“You are certainly clever,” said Madame Villard, patronisingly, as she looked at the hats Miss O’Flynn held up for her inspection. “I am glad to offer you a permanent position here. You will have to learn the rudiments of the work, as the most gifted genius should always be familiar with the foundations of his own art. Will you agree to come to me every day?”
Patty hesitated. She hated the thought of coming every day, even if but for a week. And yet, here was the opportunity she was in search of. Trimming hats was easy enough work; probably they wouldn’t make her learn lining and covering at once.
Then the thought occurred to her that it wouldn’t be honest to pretend she was coming regularly, when she meant to do so only for a week.
“Suppose I try it for a week,” she suggested. “Then if either of us wishes to do so, we can terminate the contract.”

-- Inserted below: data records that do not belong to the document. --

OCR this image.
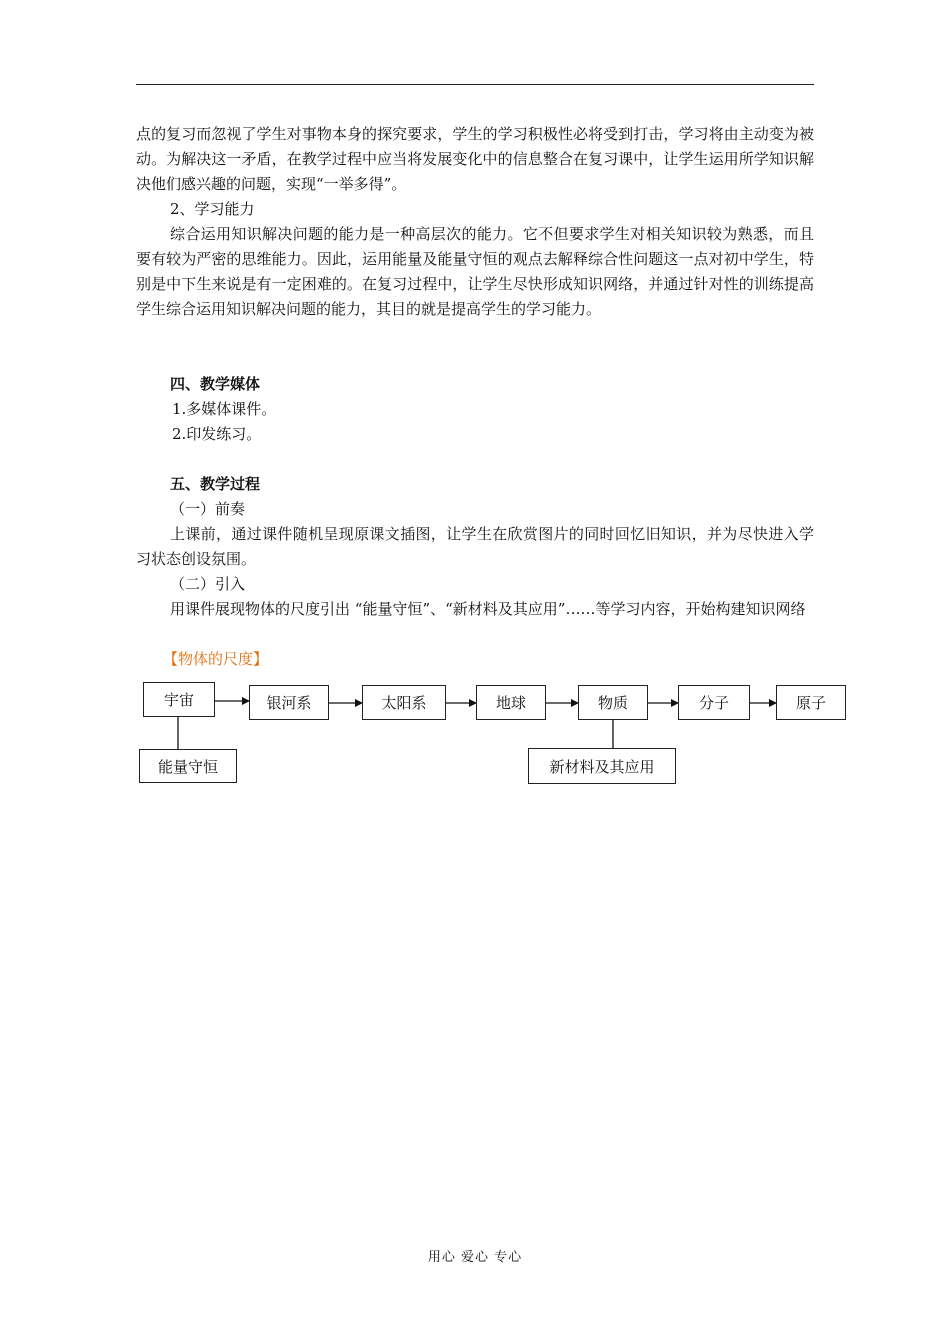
点的复习而忽视了学生对事物本身的探究要求，学生的学习积极性必将受到打击，学习将由主动变为被动。为解决这一矛盾，在教学过程中应当将发展变化中的信息整合在复习课中，让学生运用所学知识解决他们感兴趣的问题，实现“一举多得”。

2、学习能力

综合运用知识解决问题的能力是一种高层次的能力。它不但要求学生对相关知识较为熟悉，而且要有较为严密的思维能力。因此，运用能量及能量守恒的观点去解释综合性问题这一点对初中学生，特别是中下生来说是有一定困难的。在复习过程中，让学生尽快形成知识网络，并通过针对性的训练提高学生综合运用知识解决问题的能力，其目的就是提高学生的学习能力。

四、教学媒体
1.多媒体课件。
2.印发练习。
五、教学过程
（一）前奏

上课前，通过课件随机呈现原课文插图，让学生在欣赏图片的同时回忆旧知识，并为尽快进入学习状态创设氛围。

（二）引入

用课件展现物体的尺度引出 “能量守恒”、“新材料及其应用”……等学习内容，开始构建知识网络

【物体的尺度】
宇宙	银河系	太阳系	地球	物质	分子	原子
能量守恒	新材料及其应用
用心 爱心 专心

“Very well,” said Madame, who thought to herself she could make this young genius trim a great many hats in a week. “Do you agree to that?”
“At what salary?” asked Patty, faintly, for she felt as if she were condemning herself to a week of torture.
“Well,” said Madame Villard, “as you are so ignorant of the work, I ought not to give you any recompense at all; but as you evince such an aptitude for trimming I am willing to say, five dollars a week.”
“Five dollars a week,” repeated Patty, slowly. “You ought to be ashamed of yourself!”
Patty did not mean to be rude or impertinent. Indeed, for the moment she was not even thinking of herself. She was thinking how a poor girl, who had her living to earn, would feel at an offer of five dollars for six long days of work in that dreadful atmosphere.
“I beg your pardon,” she said, mechanically, and she said it more because of Madame Villard’s look of amazement, than because of any regret at her own blunt speech. “I shouldn’t have spoken so frankly. But the compensation you offer is utterly inadequate.”